The formation and dissipation of reduced photoproducts in photochemical reaction centers from Rhodopseudomonas spheroides has been studied in three independent ways: by direct chemical reduction, by photochemical reduction (illuminating reaction centers in the presence of weak reductants), and by adding electron acceptors to illuminated reaction centers to reverse the reduction. In every case the reduction is attended by the appearance of an absorption band at 450 nm and the bathochromic shift of a band centered at 305 nm. Both reduction and oxidation of reaction centers, and also photochemical oxidoreduction, cause bathochromic shifts of absorption bands identified with bacteriopheophytin (BPh), and hypsochromic shifts of bands of bacteriochlorophyll (BChl) (P-800 and, in the case of reduction, P-870). Reduction causes relatively large shifts of BPh and small shifts of BChl; the reverse is seen with oxidation and oxidoreduction.

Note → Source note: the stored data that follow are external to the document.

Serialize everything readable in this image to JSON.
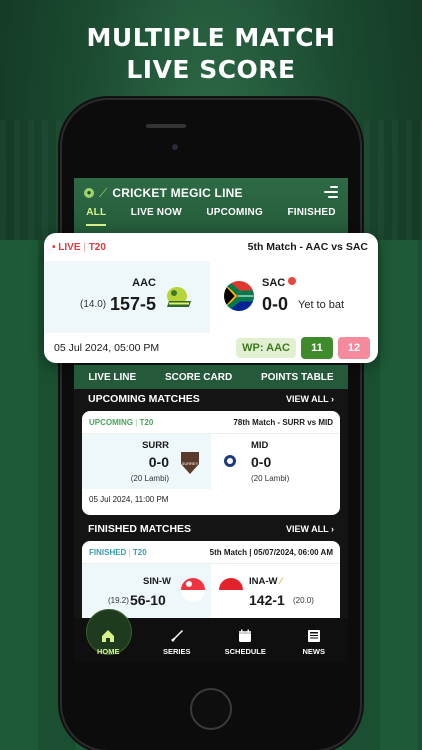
{
  "promo": {
    "line1": "MULTIPLE MATCH",
    "line2": "LIVE SCORE"
  },
  "app": {
    "title": "CRICKET MEGIC LINE",
    "tabs": [
      "ALL",
      "LIVE NOW",
      "UPCOMING",
      "FINISHED"
    ],
    "active_tab": "ALL"
  },
  "live_match": {
    "status": "LIVE",
    "format": "T20",
    "title": "5th Match - AAC vs SAC",
    "team_a": {
      "abbr": "AAC",
      "overs": "(14.0)",
      "score": "157-5"
    },
    "team_b": {
      "abbr": "SAC",
      "score": "0-0",
      "note": "Yet to bat"
    },
    "datetime": "05 Jul 2024, 05:00 PM",
    "wp_label": "WP: AAC",
    "wp_a": "11",
    "wp_b": "12"
  },
  "subnav": [
    "LIVE LINE",
    "SCORE CARD",
    "POINTS TABLE"
  ],
  "upcoming": {
    "heading": "UPCOMING MATCHES",
    "view_all": "VIEW ALL",
    "card": {
      "status": "UPCOMING",
      "format": "T20",
      "title": "78th Match - SURR vs MID",
      "team_a": {
        "abbr": "SURR",
        "score": "0-0",
        "note": "(20 Lambi)"
      },
      "team_b": {
        "abbr": "MID",
        "score": "0-0",
        "note": "(20 Lambi)"
      },
      "datetime": "05 Jul 2024, 11:00 PM"
    }
  },
  "finished": {
    "heading": "FINISHED MATCHES",
    "view_all": "VIEW ALL",
    "card": {
      "status": "FINISHED",
      "format": "T20",
      "title": "5th Match | 05/07/2024, 06:00 AM",
      "team_a": {
        "abbr": "SIN-W",
        "overs": "(19.2)",
        "score": "56-10"
      },
      "team_b": {
        "abbr": "INA-W",
        "score": "142-1",
        "overs": "(20.0)"
      }
    }
  },
  "bottom_nav": {
    "items": [
      "HOME",
      "SERIES",
      "SCHEDULE",
      "NEWS"
    ],
    "active": "HOME"
  },
  "colors": {
    "brand_green": "#2e6a45",
    "accent_lime": "#d8f28a",
    "live_red": "#e33a3a",
    "upcoming_green": "#4aa35a"
  }
}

Addition of sodium dodecyl sulfate (SDS) to reaction centers suppresses the 450 nm absorption change but not the band shifts associated with BPh and BChl. Under some conditions the 450 nm change and the band shifts show different kinetics, with the kinetics of the band shifts matching those of a transient change in the yield of P-870 fluorescence. New data, on the efficiency of photo-bleaching of P-870 in reaction centers in which part of the P-870 has already been oxidized with ferricyanide, militate against the idea that part of the photochemical bleaching of P-870 is due to reduction of that pigment.